# Cosmic Blanks



## wayneryan65 (Mar 1, 2014)

5 color pour make up this awesome looking cosmic pen blank.


----------



## Edward Cypher (Mar 1, 2014)

WOW!!!


----------



## Mike Powell (Mar 1, 2014)

Those are awesome!  I really hope that when I start casting I can get something like this to turn out.


----------



## jjjaworski (Mar 1, 2014)

Those are fantastic looking blanks. Great job.
I will look forward to seeing something made from them.


----------



## johncrane (Mar 3, 2014)

I would luv to see a pen done looks fantastic Wayne.


----------



## merrym (Mar 24, 2014)

*VERY nice! Still a total newbie to this...how do you cast the different colors, do you pour them all at one time then cure it? Or do in stages?*


----------



## Joe S. (Mar 24, 2014)

Turn them!


----------



## Dalecamino (Mar 24, 2014)

I'd like to see how you do that. Are these alumilite?


----------



## duncsuss (Mar 24, 2014)

Joe S. said:


> Turn them!



I just got 2 of these in the mail today ... I plan to turn them at the first opportunity :biggrin:


----------



## eranox (Mar 24, 2014)

Those are spectacular.  You could have told me that they were intricately dyed and stabilized burl and I'd have believed you.

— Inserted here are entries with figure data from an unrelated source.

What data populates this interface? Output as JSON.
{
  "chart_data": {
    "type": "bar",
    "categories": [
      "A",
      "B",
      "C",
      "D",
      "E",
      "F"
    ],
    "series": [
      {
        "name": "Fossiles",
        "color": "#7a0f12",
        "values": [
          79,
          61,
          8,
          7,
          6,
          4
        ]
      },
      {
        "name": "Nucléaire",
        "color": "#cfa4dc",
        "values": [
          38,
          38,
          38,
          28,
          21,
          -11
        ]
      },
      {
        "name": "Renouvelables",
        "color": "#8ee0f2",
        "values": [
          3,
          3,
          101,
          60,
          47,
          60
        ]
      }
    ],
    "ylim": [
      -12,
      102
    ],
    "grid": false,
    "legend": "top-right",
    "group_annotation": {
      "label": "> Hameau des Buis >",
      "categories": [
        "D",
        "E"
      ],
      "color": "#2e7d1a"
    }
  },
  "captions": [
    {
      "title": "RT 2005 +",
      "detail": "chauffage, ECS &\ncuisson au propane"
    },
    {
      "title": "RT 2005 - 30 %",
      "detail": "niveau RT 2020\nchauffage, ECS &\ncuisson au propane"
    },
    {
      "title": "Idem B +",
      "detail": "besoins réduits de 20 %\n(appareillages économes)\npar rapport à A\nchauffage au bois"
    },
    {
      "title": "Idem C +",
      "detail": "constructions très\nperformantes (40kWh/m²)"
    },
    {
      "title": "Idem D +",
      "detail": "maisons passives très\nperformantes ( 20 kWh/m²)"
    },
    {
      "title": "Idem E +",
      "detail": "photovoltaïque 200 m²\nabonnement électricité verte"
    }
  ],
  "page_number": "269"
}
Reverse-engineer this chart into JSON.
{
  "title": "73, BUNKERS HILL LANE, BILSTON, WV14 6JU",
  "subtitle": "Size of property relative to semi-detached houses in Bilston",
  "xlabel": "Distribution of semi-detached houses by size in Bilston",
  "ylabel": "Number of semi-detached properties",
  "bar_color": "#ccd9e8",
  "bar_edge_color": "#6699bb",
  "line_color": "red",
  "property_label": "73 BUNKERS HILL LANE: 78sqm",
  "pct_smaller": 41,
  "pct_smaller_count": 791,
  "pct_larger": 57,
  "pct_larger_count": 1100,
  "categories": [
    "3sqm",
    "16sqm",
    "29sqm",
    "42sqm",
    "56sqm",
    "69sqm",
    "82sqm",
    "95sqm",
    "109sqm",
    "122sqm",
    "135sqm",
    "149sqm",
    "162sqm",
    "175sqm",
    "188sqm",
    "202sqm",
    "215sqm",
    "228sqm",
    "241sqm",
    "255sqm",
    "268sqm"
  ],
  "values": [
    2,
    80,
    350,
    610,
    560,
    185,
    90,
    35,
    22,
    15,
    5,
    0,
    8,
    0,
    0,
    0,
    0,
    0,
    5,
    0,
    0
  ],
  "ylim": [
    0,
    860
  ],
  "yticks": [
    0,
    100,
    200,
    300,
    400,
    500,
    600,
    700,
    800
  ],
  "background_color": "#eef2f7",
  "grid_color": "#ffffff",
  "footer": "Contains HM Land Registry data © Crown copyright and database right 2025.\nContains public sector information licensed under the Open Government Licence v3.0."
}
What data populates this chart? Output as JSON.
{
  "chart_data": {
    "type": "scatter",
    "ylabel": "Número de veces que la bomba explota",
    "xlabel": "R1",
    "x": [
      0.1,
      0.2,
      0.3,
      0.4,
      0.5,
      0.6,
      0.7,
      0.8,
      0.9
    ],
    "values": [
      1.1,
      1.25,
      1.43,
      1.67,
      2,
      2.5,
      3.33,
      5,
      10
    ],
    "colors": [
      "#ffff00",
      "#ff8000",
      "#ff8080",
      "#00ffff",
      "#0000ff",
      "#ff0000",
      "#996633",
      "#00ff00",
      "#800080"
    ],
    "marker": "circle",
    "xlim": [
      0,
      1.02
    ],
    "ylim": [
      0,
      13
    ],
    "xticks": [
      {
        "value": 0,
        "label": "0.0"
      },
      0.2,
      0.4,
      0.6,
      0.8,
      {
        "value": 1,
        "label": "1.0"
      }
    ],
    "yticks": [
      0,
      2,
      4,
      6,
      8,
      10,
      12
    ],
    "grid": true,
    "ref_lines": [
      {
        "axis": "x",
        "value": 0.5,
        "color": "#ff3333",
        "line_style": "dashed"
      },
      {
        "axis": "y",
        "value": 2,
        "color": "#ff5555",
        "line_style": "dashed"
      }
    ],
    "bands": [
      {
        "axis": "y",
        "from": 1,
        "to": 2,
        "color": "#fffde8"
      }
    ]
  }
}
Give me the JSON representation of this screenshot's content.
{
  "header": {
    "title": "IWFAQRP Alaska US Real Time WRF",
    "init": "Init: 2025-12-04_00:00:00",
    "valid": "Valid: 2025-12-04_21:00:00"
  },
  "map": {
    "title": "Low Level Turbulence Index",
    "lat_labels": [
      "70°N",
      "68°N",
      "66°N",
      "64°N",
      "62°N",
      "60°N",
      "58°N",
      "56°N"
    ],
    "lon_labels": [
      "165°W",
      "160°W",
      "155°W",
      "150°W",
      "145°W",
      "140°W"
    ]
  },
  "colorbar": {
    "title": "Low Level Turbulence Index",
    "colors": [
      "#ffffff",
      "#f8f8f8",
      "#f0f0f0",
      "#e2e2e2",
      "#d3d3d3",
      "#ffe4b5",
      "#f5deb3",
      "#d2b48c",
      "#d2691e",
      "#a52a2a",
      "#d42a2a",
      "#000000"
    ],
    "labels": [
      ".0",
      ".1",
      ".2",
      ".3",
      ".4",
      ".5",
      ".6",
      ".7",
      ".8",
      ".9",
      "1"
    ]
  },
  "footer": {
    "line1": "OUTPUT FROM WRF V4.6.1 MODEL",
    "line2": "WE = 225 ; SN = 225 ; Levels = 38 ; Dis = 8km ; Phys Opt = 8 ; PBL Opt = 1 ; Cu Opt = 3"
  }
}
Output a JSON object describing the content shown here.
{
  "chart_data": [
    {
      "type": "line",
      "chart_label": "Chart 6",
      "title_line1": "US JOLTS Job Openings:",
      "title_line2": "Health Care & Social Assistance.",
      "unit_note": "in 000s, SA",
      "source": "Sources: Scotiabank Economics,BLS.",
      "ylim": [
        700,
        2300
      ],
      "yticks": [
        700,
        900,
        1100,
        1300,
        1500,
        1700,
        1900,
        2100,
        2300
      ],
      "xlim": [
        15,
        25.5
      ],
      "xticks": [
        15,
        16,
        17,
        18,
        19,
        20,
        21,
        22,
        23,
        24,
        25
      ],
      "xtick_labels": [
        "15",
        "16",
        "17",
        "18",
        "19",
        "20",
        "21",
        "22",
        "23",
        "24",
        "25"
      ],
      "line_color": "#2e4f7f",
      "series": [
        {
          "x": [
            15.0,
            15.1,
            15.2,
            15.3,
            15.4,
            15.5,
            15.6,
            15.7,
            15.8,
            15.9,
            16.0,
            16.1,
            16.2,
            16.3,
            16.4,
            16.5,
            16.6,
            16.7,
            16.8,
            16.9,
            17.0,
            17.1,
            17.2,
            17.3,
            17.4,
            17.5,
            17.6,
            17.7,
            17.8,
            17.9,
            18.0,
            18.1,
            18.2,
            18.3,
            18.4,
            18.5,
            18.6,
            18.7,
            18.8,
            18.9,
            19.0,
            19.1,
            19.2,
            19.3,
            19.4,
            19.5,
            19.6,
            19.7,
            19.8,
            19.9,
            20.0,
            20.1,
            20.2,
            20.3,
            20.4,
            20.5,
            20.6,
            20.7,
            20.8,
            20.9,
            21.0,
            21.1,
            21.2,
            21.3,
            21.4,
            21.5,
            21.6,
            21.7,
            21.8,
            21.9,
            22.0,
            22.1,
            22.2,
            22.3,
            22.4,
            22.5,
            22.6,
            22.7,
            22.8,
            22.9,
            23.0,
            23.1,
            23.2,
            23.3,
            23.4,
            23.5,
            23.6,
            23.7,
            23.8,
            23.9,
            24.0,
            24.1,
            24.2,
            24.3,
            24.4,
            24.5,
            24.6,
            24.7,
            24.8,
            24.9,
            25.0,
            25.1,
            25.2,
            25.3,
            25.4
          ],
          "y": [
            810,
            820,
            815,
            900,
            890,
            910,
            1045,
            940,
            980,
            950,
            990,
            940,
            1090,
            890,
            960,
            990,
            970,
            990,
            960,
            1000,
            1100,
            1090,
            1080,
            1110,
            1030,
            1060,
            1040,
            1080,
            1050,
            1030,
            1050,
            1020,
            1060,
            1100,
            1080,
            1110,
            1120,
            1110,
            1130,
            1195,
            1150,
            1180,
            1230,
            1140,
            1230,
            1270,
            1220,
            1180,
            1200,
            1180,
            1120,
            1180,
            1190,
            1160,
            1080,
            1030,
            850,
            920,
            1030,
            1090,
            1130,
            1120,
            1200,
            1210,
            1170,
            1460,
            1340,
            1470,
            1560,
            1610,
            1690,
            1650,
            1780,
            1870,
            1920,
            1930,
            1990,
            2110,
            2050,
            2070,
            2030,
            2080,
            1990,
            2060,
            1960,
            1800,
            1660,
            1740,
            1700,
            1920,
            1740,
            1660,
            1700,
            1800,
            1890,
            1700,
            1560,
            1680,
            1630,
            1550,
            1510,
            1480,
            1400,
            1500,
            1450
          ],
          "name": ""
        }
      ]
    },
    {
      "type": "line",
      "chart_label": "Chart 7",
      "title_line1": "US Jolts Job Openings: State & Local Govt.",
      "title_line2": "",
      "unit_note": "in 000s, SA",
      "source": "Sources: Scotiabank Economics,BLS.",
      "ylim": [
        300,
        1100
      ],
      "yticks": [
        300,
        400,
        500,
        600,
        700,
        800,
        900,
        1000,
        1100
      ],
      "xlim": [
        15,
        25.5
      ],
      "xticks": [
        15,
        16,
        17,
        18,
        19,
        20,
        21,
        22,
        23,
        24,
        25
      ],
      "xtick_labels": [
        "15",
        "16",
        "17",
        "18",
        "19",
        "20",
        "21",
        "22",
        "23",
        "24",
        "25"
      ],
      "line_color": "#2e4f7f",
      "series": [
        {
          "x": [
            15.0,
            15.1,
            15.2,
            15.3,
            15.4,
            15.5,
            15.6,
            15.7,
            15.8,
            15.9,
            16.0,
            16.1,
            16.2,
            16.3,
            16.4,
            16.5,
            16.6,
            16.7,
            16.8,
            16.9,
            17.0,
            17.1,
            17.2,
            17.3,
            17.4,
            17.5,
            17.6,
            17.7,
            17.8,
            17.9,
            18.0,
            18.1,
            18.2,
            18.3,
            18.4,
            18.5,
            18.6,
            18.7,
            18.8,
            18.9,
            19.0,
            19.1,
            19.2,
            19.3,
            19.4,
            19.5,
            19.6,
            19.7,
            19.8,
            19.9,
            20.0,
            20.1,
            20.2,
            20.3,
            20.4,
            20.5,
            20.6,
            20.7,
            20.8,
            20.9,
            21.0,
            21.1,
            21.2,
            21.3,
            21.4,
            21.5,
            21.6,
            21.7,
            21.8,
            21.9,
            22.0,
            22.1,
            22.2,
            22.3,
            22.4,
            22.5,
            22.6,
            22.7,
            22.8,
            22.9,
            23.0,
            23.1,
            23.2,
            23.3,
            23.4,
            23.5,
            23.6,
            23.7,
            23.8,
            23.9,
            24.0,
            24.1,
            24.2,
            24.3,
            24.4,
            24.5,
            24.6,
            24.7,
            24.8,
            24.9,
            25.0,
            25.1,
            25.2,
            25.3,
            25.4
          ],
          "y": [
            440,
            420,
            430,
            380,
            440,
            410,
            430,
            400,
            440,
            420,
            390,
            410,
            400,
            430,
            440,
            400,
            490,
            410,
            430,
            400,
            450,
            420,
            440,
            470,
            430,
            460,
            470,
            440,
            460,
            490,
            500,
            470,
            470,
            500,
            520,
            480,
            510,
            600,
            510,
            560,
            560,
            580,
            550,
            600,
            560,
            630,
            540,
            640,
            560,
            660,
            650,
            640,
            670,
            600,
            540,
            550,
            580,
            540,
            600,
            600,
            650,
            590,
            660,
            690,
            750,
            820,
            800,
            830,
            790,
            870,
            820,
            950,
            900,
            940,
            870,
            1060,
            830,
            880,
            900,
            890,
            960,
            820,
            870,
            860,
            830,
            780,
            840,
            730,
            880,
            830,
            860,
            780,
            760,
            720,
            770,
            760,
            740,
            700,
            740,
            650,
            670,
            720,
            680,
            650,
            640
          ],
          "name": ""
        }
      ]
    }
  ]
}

I think a pen from one of those would go great with my avatar!  Just sayin'. :tongue:

Unfortunately, the wife has put the brakes on my pen material buying for awhile.  Shh!  She doesn't know about the group buy yet! :biggrin:


----------



## wayneryan65 (Mar 24, 2014)

*Process*

These are all alumilite and I cast 5 colors at the same time and pressurize them to 80 psi in a pressure pot to remove all the air bubbles.


----------